$25 per house support via screwjack for houses on piers

Here is a way to make that door close if you have a house on piers.

From Lowe's I ordered 3 each Simpson Strong Tie JP44 which I picked up about 4 days later. They cost about $16 each. That picture #3, gray block in which the 4x4 is ensconced cost about $6. Since the 4x4s are only about 14 inches high, I was able to find several short lengths for free. The rest of the stuff I already had.

I was under my house earlier and near where the door in photo #5 was above me. I took my scissor car jack with me and a couple of strong, pedistal serving, broad flat things. I went to the nearest support beam, plopped one of the candidate pedistals under it, and extended the jack to engage the beam. See the piece of 1x4 in pic #4 above the scissor jack. I kept jacking the beam up until my wife yelled through the floor, "The door can finally close!". See pic #5. I measured about 20" from the dirt to the bottom of the newly raised up beam. I did toy with the idea of just stopping here! How much can a car jack cost? Naw. The supports above and below the car jack looked less than ... I don't know... not satisfying.

Here is the non-usual stuff I got my hands on:

I needed be able to slide the entire assembly (pic #3 and #4) under the beam and then drive the nut down, thereby raising the upper "H" slot up to the beam. So THAT 1" is required, but gets you no push. The nut is 5/8" high itself meaning another 5/8" of useless length.

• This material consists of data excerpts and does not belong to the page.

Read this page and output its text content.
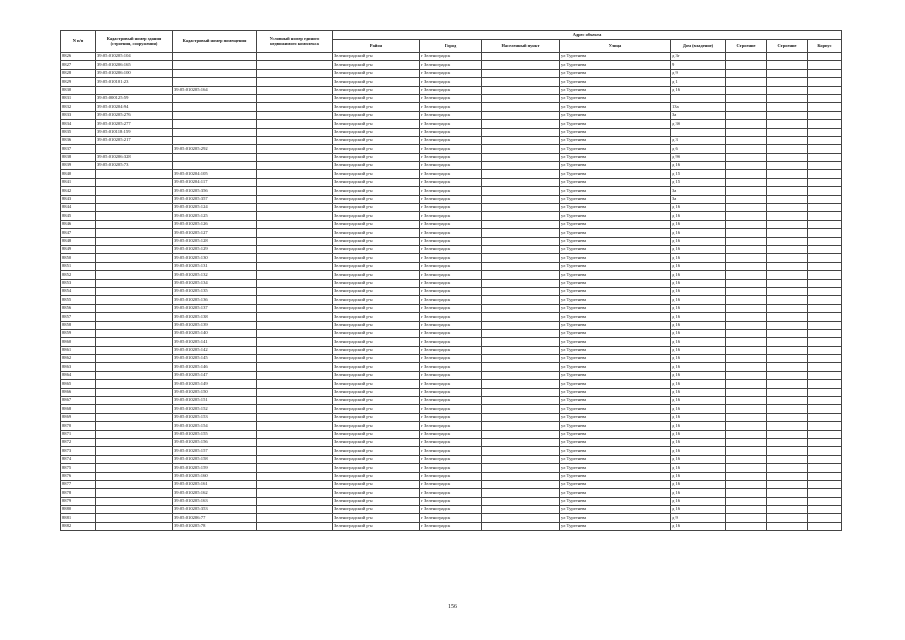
N п/п	Кадастровый номер здания (строения, сооружения)	Кадастровый номер помещения	Условный номер единого недвижимого комплекса	Адрес объекта							
				Район	Город	Населенный пункт	Улица	Дом (владение)	Строение	Строение	Корпус
8826	39:05:010205:104			Зеленоградский р-н	г Зеленоградск		ул Тургенева	д 3г			
8827	39:05:010206:165			Зеленоградский р-н	г Зеленоградск		ул Тургенева	9			
8828	39:05:010206:100			Зеленоградский р-н	г Зеленоградск		ул Тургенева	д 9			
8829	39:05:010101:23			Зеленоградский р-н	г Зеленоградск		ул Тургенева	д 1			
8830		39:05:010205:164		Зеленоградский р-н	г Зеленоградск		ул Тургенева	д 16			
8831	39:05:000125:59			Зеленоградский р-н	г Зеленоградск		ул Тургенева				
8832	39:05:010204:94			Зеленоградский р-н	г Зеленоградск		ул Тургенева	13а			
8833	39:05:010205:276			Зеленоградский р-н	г Зеленоградск		ул Тургенева	3а			
8834	39:05:010205:277			Зеленоградский р-н	г Зеленоградск		ул Тургенева	д 3б			
8835	39:05:010118:159			Зеленоградский р-н	г Зеленоградск		ул Тургенева				
8836	39:05:010205:217			Зеленоградский р-н	г Зеленоградск		ул Тургенева	д 3			
8837		39:05:010205:292		Зеленоградский р-н	г Зеленоградск		ул Тургенева	д 6			
8838	39:05:010206:328			Зеленоградский р-н	г Зеленоградск		ул Тургенева	д 9б			
8839	39:05:010205:73			Зеленоградский р-н	г Зеленоградск		ул Тургенева	д 16			
8840		39:05:010204:105		Зеленоградский р-н	г Зеленоградск		ул Тургенева	д 15			
8841		39:05:010204:117		Зеленоградский р-н	г Зеленоградск		ул Тургенева	д 15			
8842		39:05:010205:356		Зеленоградский р-н	г Зеленоградск		ул Тургенева	3а			
8843		39:05:010205:357		Зеленоградский р-н	г Зеленоградск		ул Тургенева	3а			
8844		39:05:010205:124		Зеленоградский р-н	г Зеленоградск		ул Тургенева	д 16			
8845		39:05:010205:125		Зеленоградский р-н	г Зеленоградск		ул Тургенева	д 16			
8846		39:05:010205:126		Зеленоградский р-н	г Зеленоградск		ул Тургенева	д 16			
8847		39:05:010205:127		Зеленоградский р-н	г Зеленоградск		ул Тургенева	д 16			
8848		39:05:010205:128		Зеленоградский р-н	г Зеленоградск		ул Тургенева	д 16			
8849		39:05:010205:129		Зеленоградский р-н	г Зеленоградск		ул Тургенева	д 16			
8850		39:05:010205:130		Зеленоградский р-н	г Зеленоградск		ул Тургенева	д 16			
8851		39:05:010205:131		Зеленоградский р-н	г Зеленоградск		ул Тургенева	д 16			
8852		39:05:010205:132		Зеленоградский р-н	г Зеленоградск		ул Тургенева	д 16			
8853		39:05:010205:134		Зеленоградский р-н	г Зеленоградск		ул Тургенева	д 16			
8854		39:05:010205:135		Зеленоградский р-н	г Зеленоградск		ул Тургенева	д 16			
8855		39:05:010205:136		Зеленоградский р-н	г Зеленоградск		ул Тургенева	д 16			
8856		39:05:010205:137		Зеленоградский р-н	г Зеленоградск		ул Тургенева	д 16			
8857		39:05:010205:138		Зеленоградский р-н	г Зеленоградск		ул Тургенева	д 16			
8858		39:05:010205:139		Зеленоградский р-н	г Зеленоградск		ул Тургенева	д 16			
8859		39:05:010205:140		Зеленоградский р-н	г Зеленоградск		ул Тургенева	д 16			
8860		39:05:010205:141		Зеленоградский р-н	г Зеленоградск		ул Тургенева	д 16			
8861		39:05:010205:142		Зеленоградский р-н	г Зеленоградск		ул Тургенева	д 16			
8862		39:05:010205:145		Зеленоградский р-н	г Зеленоградск		ул Тургенева	д 16			
8863		39:05:010205:146		Зеленоградский р-н	г Зеленоградск		ул Тургенева	д 16			
8864		39:05:010205:147		Зеленоградский р-н	г Зеленоградск		ул Тургенева	д 16			
8865		39:05:010205:149		Зеленоградский р-н	г Зеленоградск		ул Тургенева	д 16			
8866		39:05:010205:150		Зеленоградский р-н	г Зеленоградск		ул Тургенева	д 16			
8867		39:05:010205:151		Зеленоградский р-н	г Зеленоградск		ул Тургенева	д 16			
8868		39:05:010205:152		Зеленоградский р-н	г Зеленоградск		ул Тургенева	д 16			
8869		39:05:010205:153		Зеленоградский р-н	г Зеленоградск		ул Тургенева	д 16			
8870		39:05:010205:154		Зеленоградский р-н	г Зеленоградск		ул Тургенева	д 16			
8871		39:05:010205:155		Зеленоградский р-н	г Зеленоградск		ул Тургенева	д 16			
8872		39:05:010205:156		Зеленоградский р-н	г Зеленоградск		ул Тургенева	д 16			
8873		39:05:010205:157		Зеленоградский р-н	г Зеленоградск		ул Тургенева	д 16			
8874		39:05:010205:158		Зеленоградский р-н	г Зеленоградск		ул Тургенева	д 16			
8875		39:05:010205:159		Зеленоградский р-н	г Зеленоградск		ул Тургенева	д 16			
8876		39:05:010205:160		Зеленоградский р-н	г Зеленоградск		ул Тургенева	д 16			
8877		39:05:010205:161		Зеленоградский р-н	г Зеленоградск		ул Тургенева	д 16			
8878		39:05:010205:162		Зеленоградский р-н	г Зеленоградск		ул Тургенева	д 16			
8879		39:05:010205:163		Зеленоградский р-н	г Зеленоградск		ул Тургенева	д 16			
8880		39:05:010205:353		Зеленоградский р-н	г Зеленоградск		ул Тургенева	д 16			
8881		39:05:010206:77		Зеленоградский р-н	г Зеленоградск		ул Тургенева	д 9			
8882		39:05:010205:78		Зеленоградский р-н	г Зеленоградск		ул Тургенева	д 16			
156
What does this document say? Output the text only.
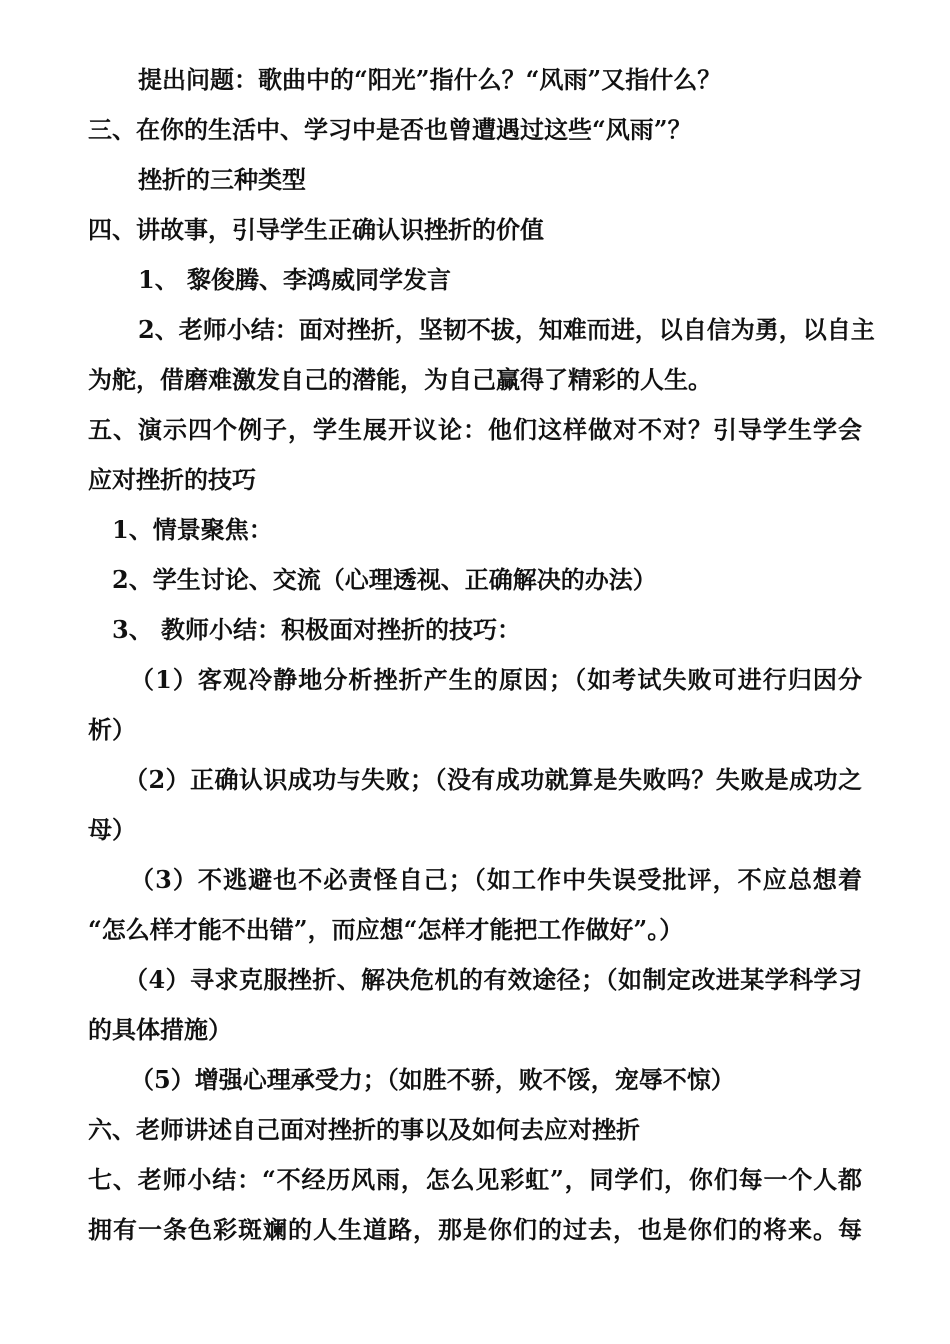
提出问题：歌曲中的“阳光”指什么？“风雨”又指什么？
三、在你的生活中、学习中是否也曾遭遇过这些“风雨”？
挫折的三种类型
四、讲故事，引导学生正确认识挫折的价值
1、 黎俊腾、李鸿威同学发言
2、老师小结：面对挫折，坚韧不拔，知难而进，以自信为勇，以自主
为舵，借磨难激发自己的潜能，为自己赢得了精彩的人生。
五、演示四个例子，学生展开议论：他们这样做对不对？引导学生学会
应对挫折的技巧
1、情景聚焦：
2、学生讨论、交流（心理透视、正确解决的办法）
3、 教师小结：积极面对挫折的技巧：
（1）客观冷静地分析挫折产生的原因；（如考试失败可进行归因分
析）
（2）正确认识成功与失败；（没有成功就算是失败吗？失败是成功之
母）
（3）不逃避也不必责怪自己；（如工作中失误受批评，不应总想着
“怎么样才能不出错”，而应想“怎样才能把工作做好”。）
（4）寻求克服挫折、解决危机的有效途径；（如制定改进某学科学习
的具体措施）
（5）增强心理承受力；（如胜不骄，败不馁，宠辱不惊）
六、老师讲述自己面对挫折的事以及如何去应对挫折
七、老师小结：“不经历风雨，怎么见彩虹”，同学们，你们每一个人都
拥有一条色彩斑斓的人生道路，那是你们的过去，也是你们的将来。每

The total screw length is only 4 5/8". Heck, that leaves me with only 3" of adjustment. You better measure pretty close when under the house. If you don't you will be dragging your contraption back outside to cut more off the 4x4 or you will adding height to your gray block. I chose to scrape off dirt to be able to push the contraption under the beam. If you measure "X" of height needed, the 4x4 needs to be cut to a length of "h".
h + 6" + 5/8" + 1" = X
h = X - 7 5/8", so my 20" led to me cutting 12 3/8" in length and then drilling 4" deep hole. You could drill 1" in diameter instead of the 7/8" I used. Bigger means you can survive a hole drilled at an angle, but a bigger drill bit is harder to control, and the more wood your cut out, the weaker the support will be.

As I mentioned, I measured poorly and my assembly failed to go under the beam, so I scraped dirt. Ya' know.. its hard to judge levelness when you are lying on your side or stomach. That yellow bar in pic #4 is a level.

I used a 1 1/8" open end wrench to slowly drive the nut down and the top plate up. Hee, hee. The 1st inch was easy! After that it was hard. Finally I was able to jiggle the car jack and it was loose(ish) and I was done. I dragged the car jack, wrench, and level back outside.

That was 6 months ago and the door still closes perfectly.


Comment: That other, tall, gray block in pic #4 was from a stop gap measure some 15 years ago. It was NOT very adjustable. However, it was useful this afternoon because I raised this beam in 2 places.

I don't show it, but I did another jack some 6 feet further one along the beam, because of how much raising via the car jack was needed. So I used this tall, gray block with miscellaneous shims so that all of the support would not be because of just 1 screw jack. It was the lack of a 2nd car jack that made it helpful having that tall block around. I jacked the car jack up until a yell from above alerted me that the door was starting to move. I stopped there, shimmed the tall, block under it and moved to work on the other assembly I have not shown (but is just the same as this one). That is why you see the tall block, and the car jack, and my assembly all in one photo.

Your guess is as good as mine about how much raising by one jack is soooo much that you decide to use multiple screw jacks. But, for about $25 and 1 hour / support, I suggest you splurge.

P.S. my house is a one-story, 1200 sq ft one. Piece of cake.